Prevention is not about restriction—it is about creating the conditions for people to thrive.


Redefining Success in Healthcare

Success should no longer be measured only by how long we live, but by how well we live. Medicine will always play a vital role, but prevention allows us to shift the balance—from treating disease to cultivating vitality.

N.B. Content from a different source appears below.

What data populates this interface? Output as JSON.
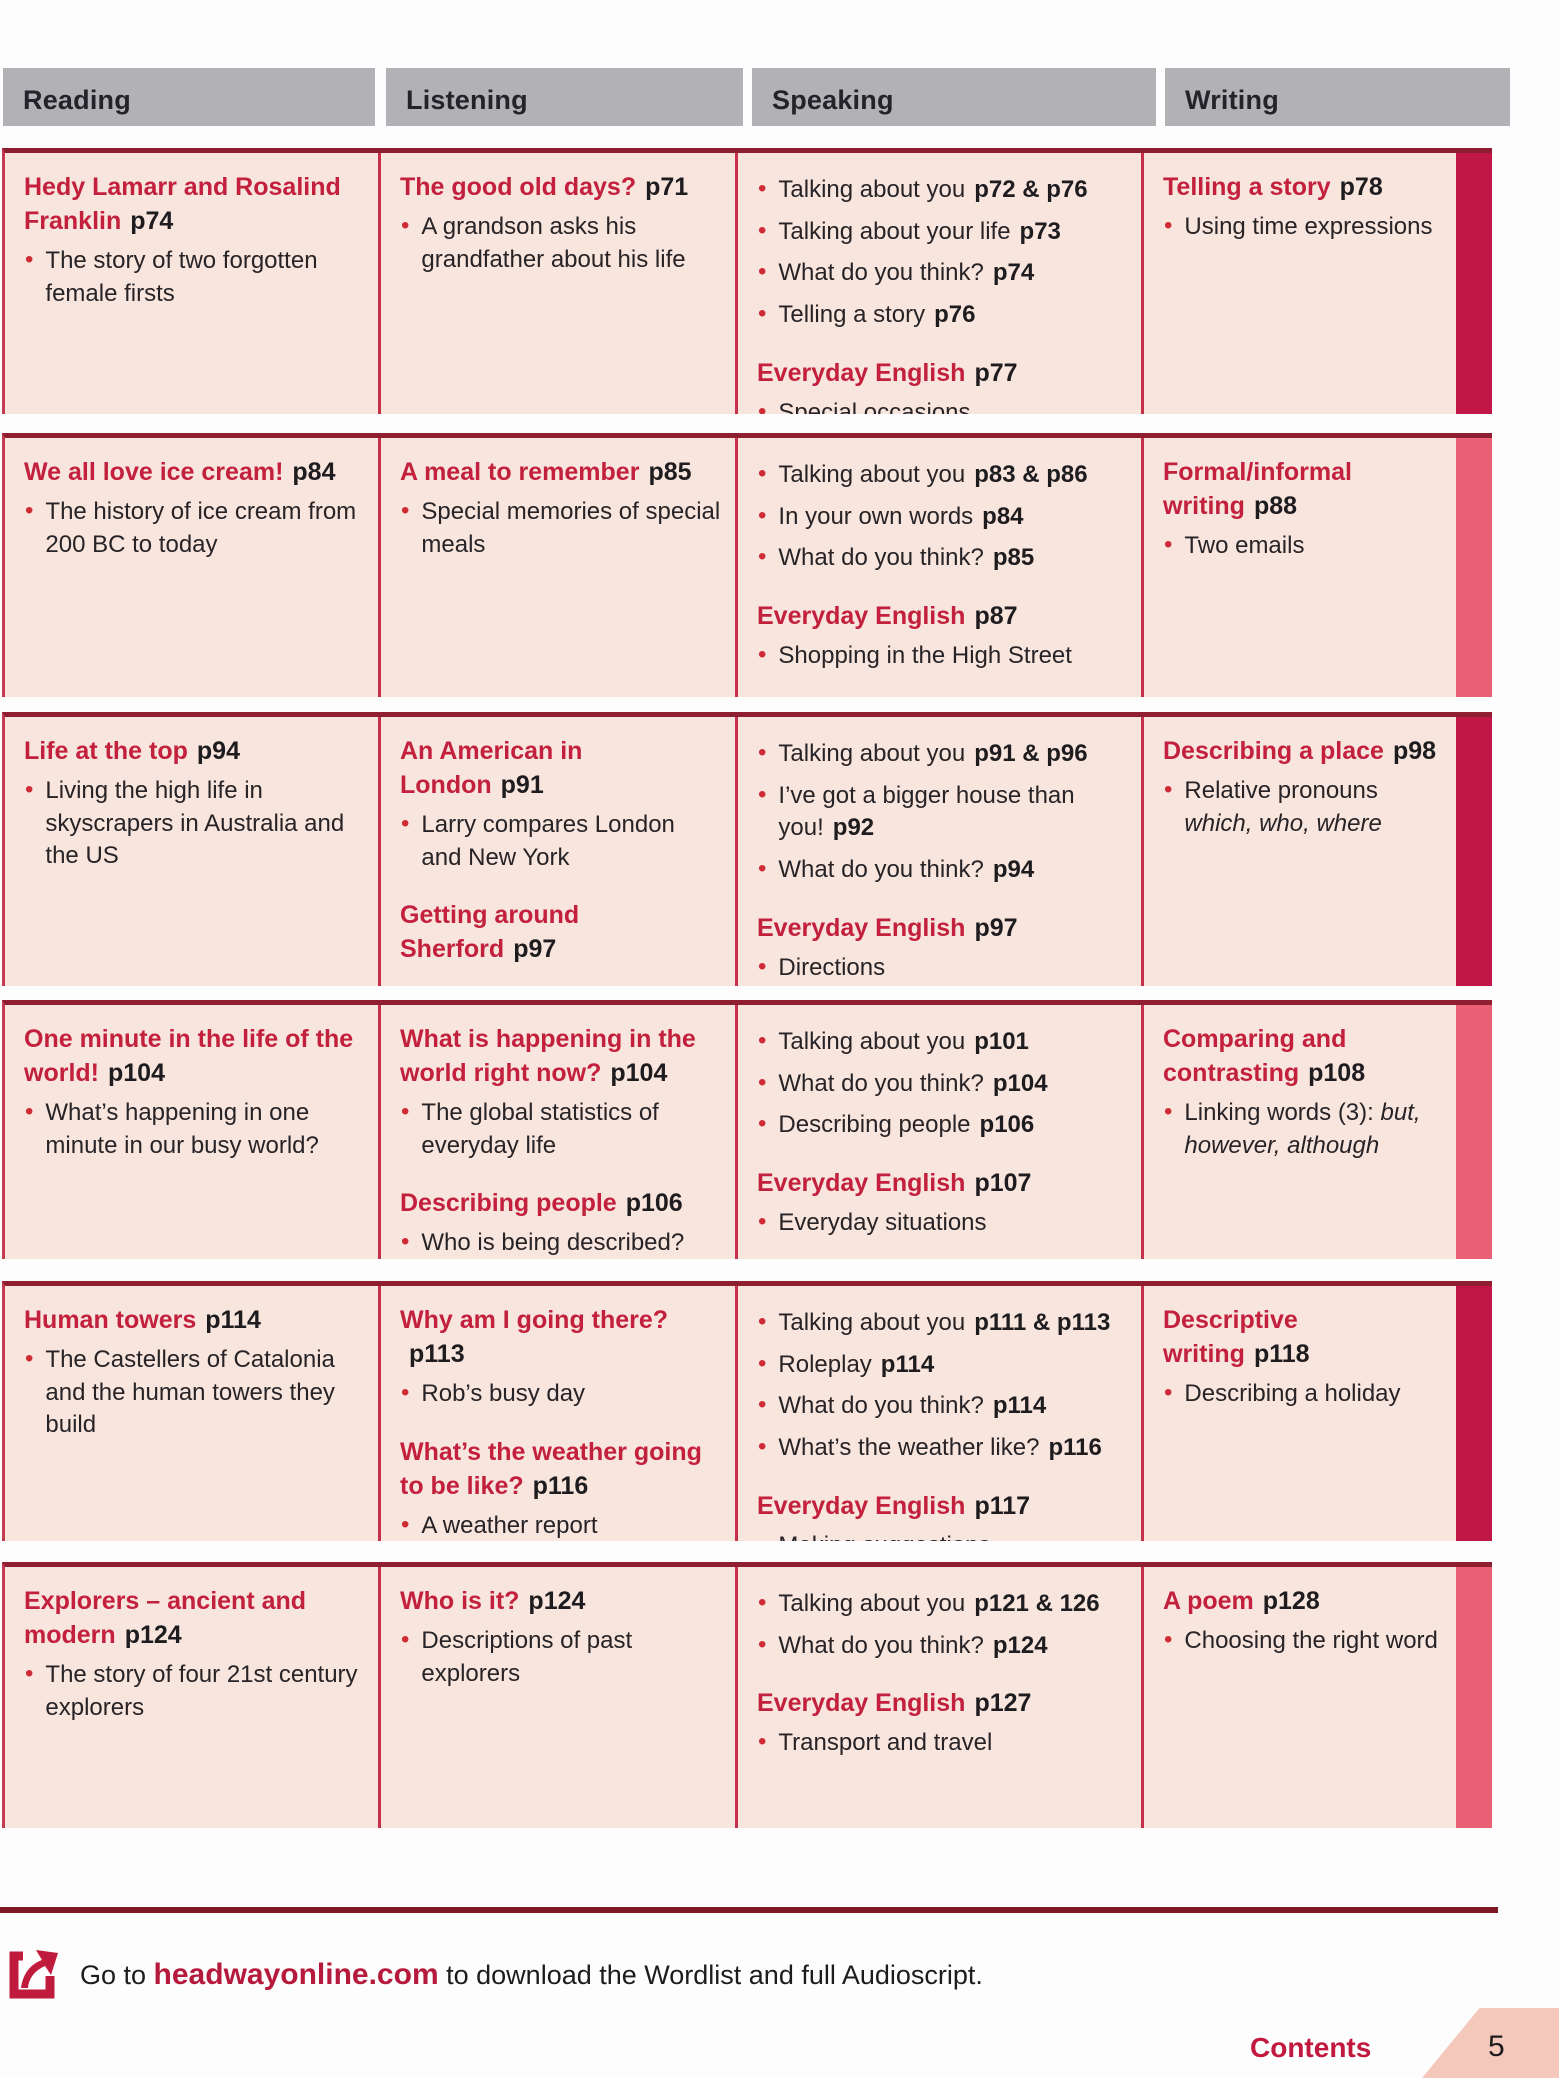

The integration of modern medical advances with nutrition, lifestyle, and holistic care has the potential to reduce suffering while unlocking human potential on an extraordinary scale.


Final Thought

The most profound cure is the one we never need. By rethinking health through the lens of prevention, we can reclaim years of vitality that would otherwise be lost to illness.

Our ancestors remind us that healthspan matters as much as lifespan. Our modern tools remind us that prevention is within reach. Together, they point us toward a brighter future—one where living longer also means living well.


References

  1. World Health Organization. Noncommunicable Diseases. WHO Fact Sheet, 2023.
  2. Gurven M, Kaplan H. Longevity among hunter-gatherers: a cross-cultural examination. Population and Development Review. 2007.
  3. The Lancet Public Health. Global Burden of Disease Study 2019: healthspan vs lifespan. 2020.
  4. Harvard T.H. Chan School of Public Health. The Economics of Prevention. 2022.